I finished my book yesterday, Frank Skinners Autobiography. It feels sad putting down a good book, and it being an Autobiography, it's a bit like saying goodbye to a good friend. I really enjoyed that book, and have enjoyed any autobigraphy I have read. That's got me thinking about my taste in books. I'm also reading Ninteen Eighty-Four, the George Orwell classic, and I'm hating saying this but I'm not finding it that great. I can see why it's a classic, it's a political masterpiece, but it just seems to be about stuff that in a way is common sense. And if you really thought about it, you already knew the stuff in it. I suppose that in this way it is a parody of itself, and maybe I'm missing the point. Or that is the point. Either way, I'm not sure that masterpieces are for me. If you asked me to choose a fictional masterpiece, I'd choose 'The Wrong Boy' by Willy Russel, but thats's because it fits my criterior for a good book; it's light hearted easy to read and funny. I find 'classics' like Nineteen Eighty-four, and Catch-22 which I have also read to be good, but I could understand why they would appeal to knobs. Pompous people could discuss the bit between the lines. I'm made up for them.

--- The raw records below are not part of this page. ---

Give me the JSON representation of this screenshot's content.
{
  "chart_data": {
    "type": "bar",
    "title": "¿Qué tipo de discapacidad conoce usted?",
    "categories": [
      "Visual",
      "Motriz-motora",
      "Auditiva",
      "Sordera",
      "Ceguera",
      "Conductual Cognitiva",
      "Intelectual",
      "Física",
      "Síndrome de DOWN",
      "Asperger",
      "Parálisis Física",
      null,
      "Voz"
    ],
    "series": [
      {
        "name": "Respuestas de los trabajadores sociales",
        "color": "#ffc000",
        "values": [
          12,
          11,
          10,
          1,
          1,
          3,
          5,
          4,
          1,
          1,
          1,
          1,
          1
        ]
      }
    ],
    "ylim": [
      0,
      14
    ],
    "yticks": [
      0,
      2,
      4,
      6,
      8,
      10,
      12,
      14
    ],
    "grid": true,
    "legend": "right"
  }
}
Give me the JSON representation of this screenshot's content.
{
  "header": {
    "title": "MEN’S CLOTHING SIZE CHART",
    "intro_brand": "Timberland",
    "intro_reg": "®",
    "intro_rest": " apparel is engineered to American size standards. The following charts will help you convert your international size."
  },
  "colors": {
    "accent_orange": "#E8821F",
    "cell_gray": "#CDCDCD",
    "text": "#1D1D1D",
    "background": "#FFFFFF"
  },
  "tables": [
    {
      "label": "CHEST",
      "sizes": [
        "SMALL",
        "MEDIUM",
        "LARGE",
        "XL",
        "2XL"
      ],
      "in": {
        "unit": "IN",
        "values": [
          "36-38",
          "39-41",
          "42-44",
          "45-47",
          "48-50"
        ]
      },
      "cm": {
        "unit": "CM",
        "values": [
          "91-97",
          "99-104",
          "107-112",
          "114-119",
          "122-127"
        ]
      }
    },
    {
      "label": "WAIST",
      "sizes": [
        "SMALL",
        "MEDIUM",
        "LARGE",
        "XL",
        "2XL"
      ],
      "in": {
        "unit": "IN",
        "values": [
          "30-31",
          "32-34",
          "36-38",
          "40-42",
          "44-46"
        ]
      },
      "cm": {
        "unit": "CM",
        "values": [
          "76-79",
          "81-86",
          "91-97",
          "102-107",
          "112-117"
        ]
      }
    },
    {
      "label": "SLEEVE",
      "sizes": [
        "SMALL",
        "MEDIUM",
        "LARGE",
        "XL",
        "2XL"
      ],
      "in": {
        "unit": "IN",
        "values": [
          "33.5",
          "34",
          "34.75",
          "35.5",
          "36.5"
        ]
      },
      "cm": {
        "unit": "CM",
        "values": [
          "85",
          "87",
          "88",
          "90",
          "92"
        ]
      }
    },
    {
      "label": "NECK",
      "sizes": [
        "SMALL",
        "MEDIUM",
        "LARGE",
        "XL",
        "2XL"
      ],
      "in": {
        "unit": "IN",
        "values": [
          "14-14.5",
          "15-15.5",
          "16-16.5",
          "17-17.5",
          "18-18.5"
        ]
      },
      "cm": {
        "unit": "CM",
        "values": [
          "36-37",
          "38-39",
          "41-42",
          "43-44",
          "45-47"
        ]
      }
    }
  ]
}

I started making contingency plans this week for the rest of my life if Japan didn't welcome me. They including considering going to Australia and Canada. Any way, these contingency plans are on the back burner now, because it seems the Japanese may still be considering my application to teach there as they have extended their time to consider my application. Booty for them, cheers for leting me know. I've been worrying for weeks now about getting in or not. So much for Japanese slickness. I thought they would be such an organised organisation, that always met deadlines. Little did I know.